Rents will continue to rise in the region, industry observers predict, because the available supply of space is shrinking and a healthy regional economy and job growth is putting a strain on existing facilities. In addition, with the number of office buildings that have changed hands over the past two years, there are plenty of new investors with high expectations for properties for which they paid record prices.


“The biggest issue we have in the commercial real estate services business is inventory,” said Lew Horne, Greater Los Angeles executive managing director for CB Richard Ellis Group Inc.

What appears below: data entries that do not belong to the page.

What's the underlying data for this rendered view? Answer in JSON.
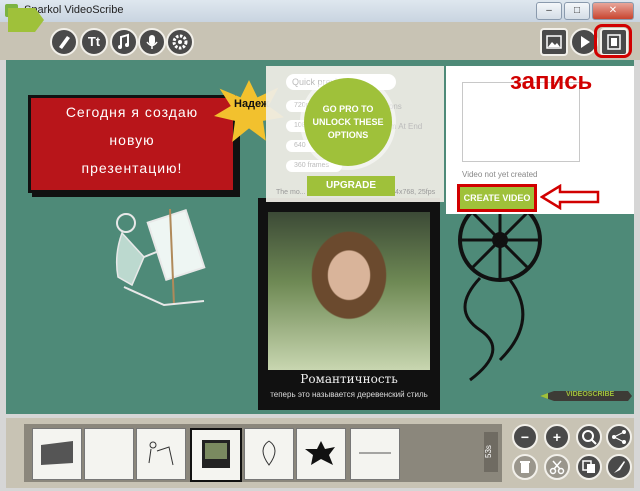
{
  "window": {
    "title": "Sparkol VideoScribe",
    "minimize": "‒",
    "maximize": "□",
    "close": "✕"
  },
  "toolbar": {
    "tools": [
      "pencil-icon",
      "text-icon",
      "music-icon",
      "microphone-icon",
      "gear-icon"
    ],
    "text_glyph": "Tt",
    "right": [
      "image-icon",
      "play-icon",
      "record-icon"
    ]
  },
  "canvas": {
    "banner_lines": [
      "Сегодня я создаю",
      "новую",
      "презентацию!"
    ],
    "splash_text": "Надеж",
    "photo_caption": "Романтичность",
    "photo_subcaption": "теперь это называется деревенский стиль",
    "pen_label": "VIDEOSCRIBE"
  },
  "settings": {
    "quick_label": "Quick preview",
    "rows": [
      "720p",
      "1080p",
      "640",
      "360 frames"
    ],
    "side_options": [
      "options",
      "Zoom At End"
    ],
    "note": "The mo... ...ck and was created at 1024x768, 25fps"
  },
  "pro": {
    "text": "GO PRO TO UNLOCK THESE OPTIONS",
    "upgrade": "UPGRADE"
  },
  "video": {
    "status": "Video not yet created",
    "create_button": "CREATE VIDEO"
  },
  "annotation": {
    "label": "запись"
  },
  "timeline": {
    "duration": "53s",
    "thumbs": [
      "shape-thumb",
      "blank-thumb",
      "sketch-thumb",
      "photo-thumb",
      "paisley-thumb",
      "splash-thumb",
      "text-thumb"
    ]
  },
  "bottom_controls": [
    "zoom-out-icon",
    "zoom-in-icon",
    "fit-icon",
    "share-icon",
    "trash-icon",
    "cut-icon",
    "copy-icon",
    "paint-icon"
  ],
  "colors": {
    "accent_green": "#9fc13a",
    "canvas": "#4e8a78",
    "banner_red": "#b8151a",
    "annotation_red": "#d10000"
  }
}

Indeed, the 780,000-square-foot 2000 Avenue of the Stars at Century Park that his company inherited in its Trammell Crow Co. acquisition was already 60 percent leased when it opened last week.



High costs

There has been little new construction in the county because construction costs are high and development sites in desirable markets are hard to find. Thomas Properties Group Inc.’s El Segundo Corporate Campus, a former Rockwell plant, and the former Nissan Motor Corp. complex in Gardena, are among the few large parcels available.


And while vacancy rates and average asking rents in downtown Los Angeles didn’t change much over the year, ending the year at 14.1 percent and $2.86 a square foot respectively, redevelopment and the tight Westside market will combine to boost the downtown in 2007.


“As the surrounding markets improve and downtown continues to see a resurgence, particularly with LA Live coming, downtown is now seen as a viable alternative to the Westside,” Horne said.


Glendale and LAX/Century Boulevard Corridor are among the few sub-markets not yet participating in the boom. Glendale, the only community whose vacancy rate was higher than a year ago (increasing to 16.2 percent from 13.9 percent) suffered from a glut of Class A space as major tenants such as Walt Disney Co. reduced their space.


Meanwhile, neighboring Burbank and Pasadena haven’t been this hot since the height of the dot-com boom, with vacancies in the two communities ending the year at 3.6 percent and 4.7 percent, respectively. Still, rising vacancies didn’t erode Glendale rents, which rose 4.5 percent to $2.58, but they still lag the $3.00 plus rents in Burbank and Pasadena.


The LAX/Century sub-market, which ended the year with a 31.4 percent vacancy rate, suffers from different constraints. Much of its Class A space is aging and high L.A. city taxes put the area at a disadvantage to communities south of the airport competing for tenants seeking affordable Westside-adjacent offices.


Even so, the area has seen some positive net absorption over the past year and Class A rents inched up 4 cents to $1.57. “Typically what tends to happen is that when the Westside office market gets hot, tenants tend to bypass the airport and head to El Segundo, which has good amenities and a lot of service-oriented companies there,” said J.C. Casillas, Grubb & Ellis’ regional research services manager. “It’s the very economically conscious tenant that will go to LAX.”


But as rent appreciation continues, Casillas said investors may finally consider it worthwhile to acquire and upgrade LAX/Century properties, providing an overdue boost to the county’s weakest submarket.